Cracking of pentenes to C2–C4 light olefins over zeolites and zeotypes: Role of topology and acid site strength and concentration Original Research Article

The cracking of 2-methyl-2-butene was carried out as a model reaction of C4+ olefins cracking by using of various zeolite and zeotype catalysts to obtain light olefins, such as ethylene and propylene. Only ZSM-5 and ZSM-11 zeolites with 10-MRP with intersecting channels and acid sites concentration ranging between 0.03 and 0.1 mmol/g exhibit high and stable selectivity to C2–C4 olefins at high conversion level.
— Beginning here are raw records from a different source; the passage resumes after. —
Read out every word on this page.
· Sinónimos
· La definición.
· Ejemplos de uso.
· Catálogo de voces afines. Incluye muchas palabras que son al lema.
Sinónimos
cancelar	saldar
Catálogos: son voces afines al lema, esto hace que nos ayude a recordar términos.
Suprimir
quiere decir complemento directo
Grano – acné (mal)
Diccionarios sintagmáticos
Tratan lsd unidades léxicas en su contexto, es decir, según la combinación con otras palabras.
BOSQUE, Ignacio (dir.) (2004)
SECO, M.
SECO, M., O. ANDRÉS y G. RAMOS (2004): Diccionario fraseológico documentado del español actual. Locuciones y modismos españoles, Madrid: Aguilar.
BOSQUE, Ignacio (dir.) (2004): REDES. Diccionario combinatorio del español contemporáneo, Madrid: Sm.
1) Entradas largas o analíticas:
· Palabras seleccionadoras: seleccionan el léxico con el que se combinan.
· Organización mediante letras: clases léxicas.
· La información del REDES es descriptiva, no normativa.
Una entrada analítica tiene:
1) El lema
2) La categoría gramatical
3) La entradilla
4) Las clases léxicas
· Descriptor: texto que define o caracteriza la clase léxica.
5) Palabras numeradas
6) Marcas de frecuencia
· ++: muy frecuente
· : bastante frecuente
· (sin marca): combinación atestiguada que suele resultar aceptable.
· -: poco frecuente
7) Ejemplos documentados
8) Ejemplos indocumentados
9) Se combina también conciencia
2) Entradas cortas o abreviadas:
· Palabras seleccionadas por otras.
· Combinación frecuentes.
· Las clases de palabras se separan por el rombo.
Active and selective catalysts were prepared by three different methods: direct synthesis of H-ZSM-5 with high Si/Al ratio, steaming of H-ZSM-5 and “partial” ammonium ion exchange of Na-ZSM-5. Neither H-(Al)ZSM-5 with high concentration of acid sites nor H-(Fe)ZSM-5 are suitable catalysts as they catalyze hydrogen-transfer reactions yielding paraffins and aromatics, showing the importance of low concentration and high strength of acid sites for cracking activity-selectivity. High yield of butenes in the reaction products indicates that pentenes cracking in 10-MRP proceeds via formation of voluminous carbenium ion intermediates demanding sufficient space inside of zeolites channel. Therefore, the presence of intersection of 10-MRP is very important. While in ZSM-5 and ZSM-11 zeolites the low amount of active sites mainly situated in the pores intersection is sufficient to achieve high activity-selectivity in the case of mono-dimensional 12-MRP zeolites such as mordenite and ZSM-12 and also with 10-MRP ferrierite much higher total acid concentration is necessary, as vast of the acid sites, situated out of the main channel do not take part in the reaction. AlPO-11 materials with narrow mono-dimensional channel exhibit low conversion with majority of β-scission cracking mechanism independently on the acid sites concentration.